Note however, that the times t_i are given to me from the outside, I cannot choose them, and they do not have any particular distribution (e.g. being equally distributed between time of zero and some large number). Also, the number of measurements is quite small (several hundreds at most).

You can download a Perl script for generating the test data, the test data (100 rows), and the large test data (10,000 rows) generated by this script. Can you somehow compute which constants a have been used when generating these sets of data? If so, how could it be done? And how can I estimate how accurately the exp(-a*t) curve fits the real data?

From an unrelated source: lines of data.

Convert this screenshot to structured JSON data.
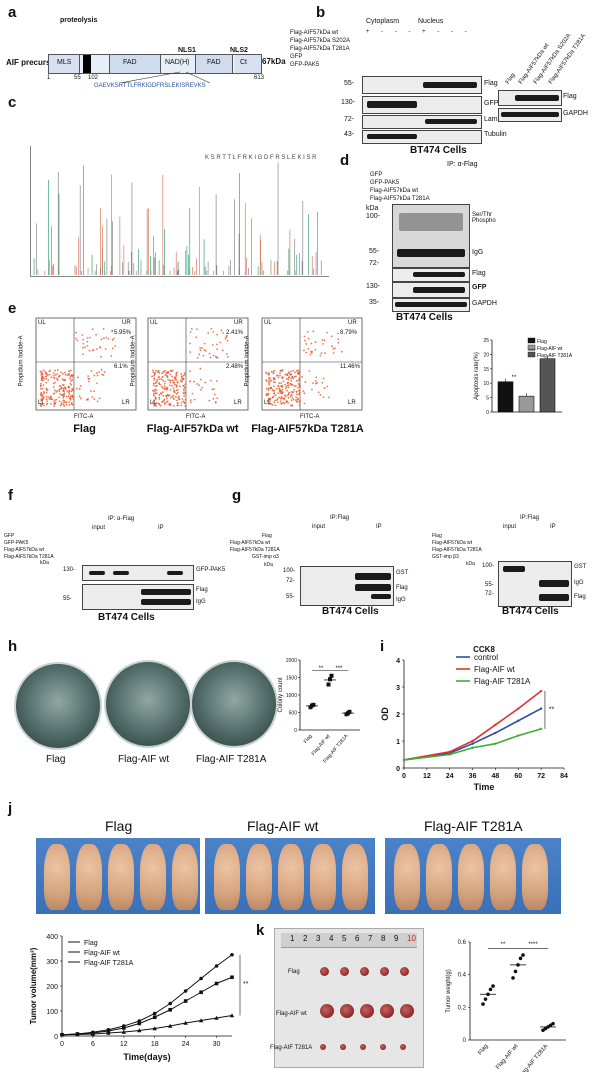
{
  "panels": {
    "a": {
      "letter": "a",
      "protein_label": "AIF precursor",
      "mass": "67kDa",
      "domains": [
        "MLS",
        "FAD",
        "NAD(H)",
        "FAD",
        "Ct"
      ],
      "top_labels": [
        "proteolysis",
        "NLS1",
        "NLS2"
      ],
      "positions": [
        "1",
        "55",
        "102",
        "613"
      ],
      "sequence": "GAEVKSRTTLFRKIGDFRSLEKISREVKS"
    },
    "b": {
      "letter": "b",
      "fractions": [
        "Cytoplasm",
        "Nucleus"
      ],
      "rows": [
        "Flag-AIF57kDa wt",
        "Flag-AIF57kDa S202A",
        "Flag-AIF57kDa T281A",
        "GFP",
        "GFP-PAK5"
      ],
      "markers": [
        "55-",
        "130-",
        "72-",
        "43-"
      ],
      "blot_labels": [
        "Flag",
        "GFP",
        "LaminB",
        "Tubulin"
      ],
      "right_lanes": [
        "Flag",
        "Flag-AIF57kDa wt",
        "Flag-AIF57kDa S202A",
        "Flag-AIF57kDa T281A"
      ],
      "right_labels": [
        "Flag",
        "GAPDH"
      ],
      "cell_line": "BT474 Cells"
    },
    "c": {
      "letter": "c",
      "peptide": "K S R T T L F R K I G D F R S L E K I S R"
    },
    "d": {
      "letter": "d",
      "ip": "IP: α-Flag",
      "rows": [
        "GFP",
        "GFP-PAK5",
        "Flag-AIF57kDa wt",
        "Flag-AIF57kDa T281A"
      ],
      "kda": "kDa",
      "markers": [
        "100-",
        "55-",
        "72-",
        "130-",
        "35-"
      ],
      "labels": [
        "Ser/Thr Phospho",
        "IgG",
        "Flag",
        "GFP",
        "GAPDH"
      ],
      "cell_line": "BT474 Cells"
    },
    "e": {
      "letter": "e",
      "plots": [
        {
          "title": "Flag",
          "UR": "5.95%",
          "LR": "6.1%"
        },
        {
          "title": "Flag-AIF57kDa wt",
          "UR": "2.41%",
          "LR": "2.48%"
        },
        {
          "title": "Flag-AIF57kDa T281A",
          "UR": "8.79%",
          "LR": "11.46%"
        }
      ],
      "quadrants": [
        "UL",
        "UR",
        "LL",
        "LR"
      ],
      "xlabel": "FITC-A",
      "ylabel": "Propidium Iodide-A",
      "bar_ylabel": "Apoptosis rate(%)",
      "legend": [
        "Flag",
        "Flag-AIF wt",
        "Flag-AIF T281A"
      ],
      "sig": [
        "**",
        "***"
      ]
    },
    "f": {
      "letter": "f",
      "ip": "IP: α-Flag",
      "groups": [
        "input",
        "IP"
      ],
      "rows": [
        "GFP",
        "GFP-PAK5",
        "Flag-AIF57kDa wt",
        "Flag-AIF57kDa T281A"
      ],
      "kda": "kDa",
      "markers": [
        "130-",
        "55-"
      ],
      "labels": [
        "GFP-PAK5",
        "Flag",
        "IgG"
      ],
      "cell_line": "BT474 Cells"
    },
    "g": {
      "letter": "g",
      "left": {
        "ip": "IP:Flag",
        "groups": [
          "input",
          "IP"
        ],
        "rows": [
          "Flag",
          "Flag-AIF57kDa wt",
          "Flag-AIF57kDa T281A",
          "GST-imp α3"
        ],
        "kda": "kDa",
        "markers": [
          "100-",
          "72-",
          "55-"
        ],
        "labels": [
          "GST",
          "Flag",
          "IgG"
        ],
        "cell_line": "BT474 Cells"
      },
      "right": {
        "ip": "IP:Flag",
        "groups": [
          "input",
          "IP"
        ],
        "rows": [
          "Flag",
          "Flag-AIF57kDa wt",
          "Flag-AIF57kDa T281A",
          "GST-imp β3"
        ],
        "kda": "kDa",
        "markers": [
          "100-",
          "55-",
          "72-"
        ],
        "labels": [
          "GST",
          "IgG",
          "Flag"
        ],
        "cell_line": "BT474 Cells"
      }
    },
    "h": {
      "letter": "h",
      "dishes": [
        "Flag",
        "Flag-AIF wt",
        "Flag-AIF T281A"
      ],
      "ylabel": "Colony count",
      "sig": [
        "**",
        "***"
      ]
    },
    "i": {
      "letter": "i",
      "title": "CCK8",
      "xlabel": "Time",
      "ylabel": "OD",
      "legend": [
        "control",
        "Flag-AIF wt",
        "Flag-AIF T281A"
      ],
      "sig": "**"
    },
    "j": {
      "letter": "j",
      "groups": [
        "Flag",
        "Flag-AIF wt",
        "Flag-AIF T281A"
      ],
      "ylabel": "Tumor volume(mm³)",
      "xlabel": "Time(days)",
      "sig": "**",
      "legend": [
        "Flag",
        "Flag-AIF wt",
        "Flag-AIF T281A"
      ]
    },
    "k": {
      "letter": "k",
      "ruler": [
        "1",
        "2",
        "3",
        "4",
        "5",
        "6",
        "7",
        "8",
        "9",
        "10"
      ],
      "rows": [
        "Flag",
        "Flag-AIF wt",
        "Flag-AIF T281A"
      ],
      "ylabel": "Tumor weight(g)",
      "sig": [
        "**",
        "****"
      ]
    }
  },
  "chart_data": [
    {
      "type": "bar",
      "panel": "e",
      "categories": [
        "Flag",
        "Flag-AIF wt",
        "Flag-AIF T281A"
      ],
      "values": [
        10.5,
        5.5,
        18.5
      ],
      "ylabel": "Apoptosis rate(%)",
      "ylim": [
        0,
        25
      ],
      "yticks": [
        0,
        5,
        10,
        15,
        20,
        25
      ],
      "colors": [
        "#111111",
        "#999999",
        "#555555"
      ]
    },
    {
      "type": "scatter",
      "panel": "h",
      "categories": [
        "Flag",
        "Flag-AIF wt",
        "Flag-AIF T281A"
      ],
      "values": [
        [
          650,
          700,
          720
        ],
        [
          1300,
          1450,
          1550
        ],
        [
          450,
          480,
          520
        ]
      ],
      "means": [
        690,
        1430,
        483
      ],
      "ylabel": "Colony count",
      "ylim": [
        0,
        2000
      ],
      "yticks": [
        0,
        500,
        1000,
        1500,
        2000
      ]
    },
    {
      "type": "line",
      "panel": "i",
      "title": "CCK8",
      "x": [
        0,
        24,
        36,
        48,
        60,
        72
      ],
      "series": [
        {
          "name": "control",
          "color": "#2b50a8",
          "values": [
            0.3,
            0.55,
            0.9,
            1.3,
            1.75,
            2.2
          ]
        },
        {
          "name": "Flag-AIF wt",
          "color": "#e03030",
          "values": [
            0.3,
            0.6,
            1.0,
            1.6,
            2.2,
            2.85
          ]
        },
        {
          "name": "Flag-AIF T281A",
          "color": "#3aad3a",
          "values": [
            0.3,
            0.5,
            0.75,
            0.9,
            1.2,
            1.45
          ]
        }
      ],
      "xlabel": "Time",
      "ylabel": "OD",
      "xlim": [
        0,
        84
      ],
      "ylim": [
        0,
        4
      ],
      "xticks": [
        0,
        12,
        24,
        36,
        48,
        60,
        72,
        84
      ],
      "yticks": [
        0,
        1,
        2,
        3,
        4
      ]
    },
    {
      "type": "line",
      "panel": "j",
      "x": [
        0,
        3,
        6,
        9,
        12,
        15,
        18,
        21,
        24,
        27,
        30,
        33
      ],
      "series": [
        {
          "name": "Flag",
          "values": [
            5,
            8,
            15,
            25,
            40,
            60,
            90,
            130,
            180,
            230,
            280,
            325
          ]
        },
        {
          "name": "Flag-AIF wt",
          "values": [
            5,
            8,
            12,
            20,
            32,
            50,
            75,
            105,
            140,
            175,
            210,
            235
          ]
        },
        {
          "name": "Flag-AIF T281A",
          "values": [
            5,
            6,
            8,
            12,
            16,
            22,
            30,
            40,
            52,
            62,
            72,
            82
          ]
        }
      ],
      "xlabel": "Time(days)",
      "ylabel": "Tumor volume(mm³)",
      "xlim": [
        0,
        33
      ],
      "ylim": [
        0,
        400
      ],
      "xticks": [
        0,
        6,
        12,
        18,
        24,
        30
      ],
      "yticks": [
        0,
        100,
        200,
        300,
        400
      ]
    },
    {
      "type": "scatter",
      "panel": "k",
      "categories": [
        "Flag",
        "Flag-AIF wt",
        "Flag-AIF T281A"
      ],
      "values": [
        [
          0.22,
          0.25,
          0.28,
          0.31,
          0.33
        ],
        [
          0.38,
          0.42,
          0.46,
          0.5,
          0.52
        ],
        [
          0.06,
          0.07,
          0.08,
          0.09,
          0.1
        ]
      ],
      "means": [
        0.28,
        0.46,
        0.08
      ],
      "ylabel": "Tumor weight(g)",
      "ylim": [
        0,
        0.6
      ],
      "yticks": [
        0,
        0.2,
        0.4,
        0.6
      ]
    }
  ]
}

Section: /computers (RSS feed) | Permanent link | 4 writebacks

4 replies for this story:

J.C. wrote:

I haven't studied your problem to such an extent that I fully understand it, so just an idea: how about applying the logarithm function to the data (y-values)? This could make things a bit easier, as it should transform the data with some-obscure-exponential-dependency to linear-like dependency.

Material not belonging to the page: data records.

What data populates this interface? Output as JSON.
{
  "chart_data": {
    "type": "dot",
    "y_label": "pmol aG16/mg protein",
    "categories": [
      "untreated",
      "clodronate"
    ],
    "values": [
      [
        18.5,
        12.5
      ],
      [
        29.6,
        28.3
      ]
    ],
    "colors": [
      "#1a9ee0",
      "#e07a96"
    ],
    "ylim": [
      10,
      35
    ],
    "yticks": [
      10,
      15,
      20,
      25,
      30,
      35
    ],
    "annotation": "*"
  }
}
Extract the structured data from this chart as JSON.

Yenya wrote: Re: logarithms

Yes, log(y) transforms the exponential regression to a linear one. However, log(what?). I have a + or - (i.e. 1 or 0) values. So which points to apply the linear regresson to? 0 and -infinity does not sound feasible to me (remember, the data is relatively sparse and even with discretisation of the intervals you get the intervals with only - values.

Luinar wrote: Solving

Sorry that I won't bother with English but in Czech it will be much faster to explain the solution. Pro každý čas t_i si můžeš spočíst pravděpodobnost jestli dostaneš + nebo -: P(t_i,+) = exp ( -alpha t_i ) P(t_i,-) = 1 - exp ( -alpha t_i) Tj. pro každou částici ve výsledku jsi nyní schopen spočíst její pravděpodobnost jako funkci parametru alfa. No a vzhledem k tomu, že dané částice jsou nezávislé pak, pravděpodobnost toho, že dostaneš tato konkrétní data je součin pravděpodobností od jednotlivých částic. Příklad: Výsledky: 1 + 2 - 3 - 4 + 5 - Pravděpodobnost daného výsledku je: exp(-alpha) [1-exp(-2*alpha)] [1-exp(-3*alpha)] exp(-4*alpha) [1-exp(-5*alpha)] No a parametr alpha hledáš takový, aby maximalizoval tuto pravděpodobnost. Po drobných úpravách a hraní si s tím (kvůli kompaktnosti = není to jediný možný zápis) dostaneš analytický vzorec (LaTeX konvence): \sum\limits_{i=1}^N t_i \frac{ \mathrm e^{-\alpha t_i} - h_i }{ 1 - \mathrm e^{-\alpha t_i}} = 0 kde N je počet atomů, t_i jsou časy jednolivých pozorování a h_i jsou výsledky ve tvaru 0 pro -, 1 pro +. Tahle rovnice se už musí řešit numericky, jako hint je dobré si všimnout, že suma jako celek je funkcí klesající v alpha a tedy půjde to dobře řešit půlením intervalu nebo nějakou pokročilejší gradientní metodou. Pokud budou další dotazy směřujte je kdyžtak na můj mail ("Moje přezdívka" na Seznamu - k okénku na vyplnění nemám důvěru neb nevím jestli se nezobrazí veřejně a v idealním tvaru pro spamboty).

Yenya wrote: Re: Solving

Your solution is right. I am sorry, I forgot to update this blog entry, but I already had this solution - a friend of my colleague solved it about a day or two after the above blog post has been published. But thanks anyway - I hope it has been a nice mental exercise for you :-) Now the other problem is the last sentence from the blog post: when the data is a bit noisy, I would like to estimate how well the probability fits to the exponential curve. Of course, some estimate can be taken from the probability from your blog post, but the value of this highly depends on both number of measurements, and t_i values. I would like to have something which could be used for comparing even data sets with different number of measurements and/or different distributions of t_i values.